New York City In the time of the coronavirus

Social distancing in the subway in hard hit Queens. (Photo by Dale S. Jabagat)
Social distancing in the subway in hard hit Queens. (Photo by Dale S. Jabagat)

HERE we are, entering the tenth ceaseless week of the lockdown. I'm writing from New York City, but that opening sentence might well be true where you are as you read this. For the first time in history, all of us on the planet are talking about one thing at once as we live through this scourge.

Once again, NYC has become its own unique experience. As has happened repeatedly in history, the Big Apple is Ground Zero city in ground zero country. I remember the start of doomsday, a lady on a bus complains about West Side Story being canceled, saying it's kind of overkill to shut down Broadway. Then in a blur, the mayor utters "shelter in place," and my boss summons me to a meeting in his BMW in the middle of Chinatown. The mission: buy all the masks you can find in every street corner, "This is history in the making."

Two months later, more than 20,000 New Yorkers have died, many of those in lower income neighborhoods like the immigrant communities along the proletariat 7 Train line in Queens. Hardest hit areas include Jackson Heights and Corona, where many live in multiple family apartments, as the virus tends to spread among dense clusters. Fewer people are infected in wealthier neighborhoods of Manhattan, its citizens evading the pestilence, fleeing to their vacation homes in the suburbs.
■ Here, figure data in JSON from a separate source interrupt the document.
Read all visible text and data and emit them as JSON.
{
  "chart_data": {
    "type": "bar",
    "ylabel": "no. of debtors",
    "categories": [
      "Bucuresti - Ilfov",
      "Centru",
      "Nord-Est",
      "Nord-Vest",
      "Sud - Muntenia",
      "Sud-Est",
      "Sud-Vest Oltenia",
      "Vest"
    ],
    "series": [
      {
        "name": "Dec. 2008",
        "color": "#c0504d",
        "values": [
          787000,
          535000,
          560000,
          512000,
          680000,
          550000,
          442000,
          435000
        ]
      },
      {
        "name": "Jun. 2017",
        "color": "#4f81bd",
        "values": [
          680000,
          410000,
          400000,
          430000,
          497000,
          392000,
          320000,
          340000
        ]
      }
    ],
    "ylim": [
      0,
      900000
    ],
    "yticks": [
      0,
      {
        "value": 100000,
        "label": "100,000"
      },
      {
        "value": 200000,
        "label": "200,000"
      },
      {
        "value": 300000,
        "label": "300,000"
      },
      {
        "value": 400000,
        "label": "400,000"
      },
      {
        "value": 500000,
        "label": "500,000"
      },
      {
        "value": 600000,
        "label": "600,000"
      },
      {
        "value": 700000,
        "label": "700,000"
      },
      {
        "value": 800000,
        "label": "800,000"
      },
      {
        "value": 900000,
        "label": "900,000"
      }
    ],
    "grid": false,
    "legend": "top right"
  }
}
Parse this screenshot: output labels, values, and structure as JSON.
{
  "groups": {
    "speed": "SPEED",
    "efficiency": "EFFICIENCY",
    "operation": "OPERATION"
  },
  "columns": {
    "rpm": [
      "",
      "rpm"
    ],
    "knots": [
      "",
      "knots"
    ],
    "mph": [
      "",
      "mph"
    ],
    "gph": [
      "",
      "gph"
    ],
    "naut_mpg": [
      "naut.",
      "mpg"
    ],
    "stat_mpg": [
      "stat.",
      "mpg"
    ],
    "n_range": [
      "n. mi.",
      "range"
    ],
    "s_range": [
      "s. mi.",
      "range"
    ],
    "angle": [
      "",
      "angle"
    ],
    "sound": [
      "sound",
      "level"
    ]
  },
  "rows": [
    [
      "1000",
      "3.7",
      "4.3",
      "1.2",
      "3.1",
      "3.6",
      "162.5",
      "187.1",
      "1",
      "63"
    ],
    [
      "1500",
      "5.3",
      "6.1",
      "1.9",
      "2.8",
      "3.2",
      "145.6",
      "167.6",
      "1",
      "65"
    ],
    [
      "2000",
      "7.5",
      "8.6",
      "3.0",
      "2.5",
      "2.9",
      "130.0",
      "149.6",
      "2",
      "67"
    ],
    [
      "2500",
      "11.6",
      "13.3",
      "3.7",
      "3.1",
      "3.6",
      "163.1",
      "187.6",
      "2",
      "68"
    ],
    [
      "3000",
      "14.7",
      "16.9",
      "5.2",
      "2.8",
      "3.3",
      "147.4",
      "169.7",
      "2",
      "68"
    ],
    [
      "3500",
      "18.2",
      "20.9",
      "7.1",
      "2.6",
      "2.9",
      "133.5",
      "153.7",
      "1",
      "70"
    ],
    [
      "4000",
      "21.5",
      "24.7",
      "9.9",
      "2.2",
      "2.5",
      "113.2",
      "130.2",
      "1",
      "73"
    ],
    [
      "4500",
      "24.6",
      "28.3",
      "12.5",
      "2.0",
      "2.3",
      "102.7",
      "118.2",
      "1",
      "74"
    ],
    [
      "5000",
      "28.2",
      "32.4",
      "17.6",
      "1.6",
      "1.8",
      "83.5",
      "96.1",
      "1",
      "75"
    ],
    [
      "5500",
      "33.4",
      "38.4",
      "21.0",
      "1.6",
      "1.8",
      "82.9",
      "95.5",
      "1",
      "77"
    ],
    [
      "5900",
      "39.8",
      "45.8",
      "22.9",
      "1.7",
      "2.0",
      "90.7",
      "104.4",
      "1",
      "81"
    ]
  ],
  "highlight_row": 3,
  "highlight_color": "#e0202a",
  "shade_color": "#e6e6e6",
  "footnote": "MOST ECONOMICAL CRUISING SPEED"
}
One warm spring afternoon, early during the lockdown, I defy the quarantine and e-bike to Times Square. Shed of its denizens of costumed characters and tourists, hawks and pigeons take their place. Birdsong reclaims the soundscape of the city. Zen takes place in Central Park, resonating with the thrum of ruffling leaves, water running over rocks, and the fauna that inhabits its 840 acres. Grand Central takes aspects of sleep, the only startling noise I hear was my camera clicking at a scene of absent humans. These public spaces are emptied out for now, a necessity to ensure public health. The emptiness is a quiet reminder of how we New Yorkers have once again heeded the calls of our leaders to sacrifice the aspects of our lives we take most seriously, our impulse to commune with each other, and unnaturally stay away, for the common good.

Our buses still run, now for free and many times empty. The trains still serve, ostensibly for essential travel only, but at times occupied by your humble writer gingerly trying out a trip to the city to photograph or just walk around, to pick up a pint of papaya ice cream from Morgenstern's, grab a bucket of Chicken Joy, or a bánh mi on Grand Street, or take out a slice of pizza at Philomena's. These activities seem trivial, but for a New Yorker they are essential, especially now that we have to stay apart.

No one knows how long New York will stay on hiatus, but it will open one day. We've been through tribulations: 9/11; the day the market crashed. This time, it's more horrific what we're going through, but as sure as the sun will rise, New York will be back, and it will be the moment we return.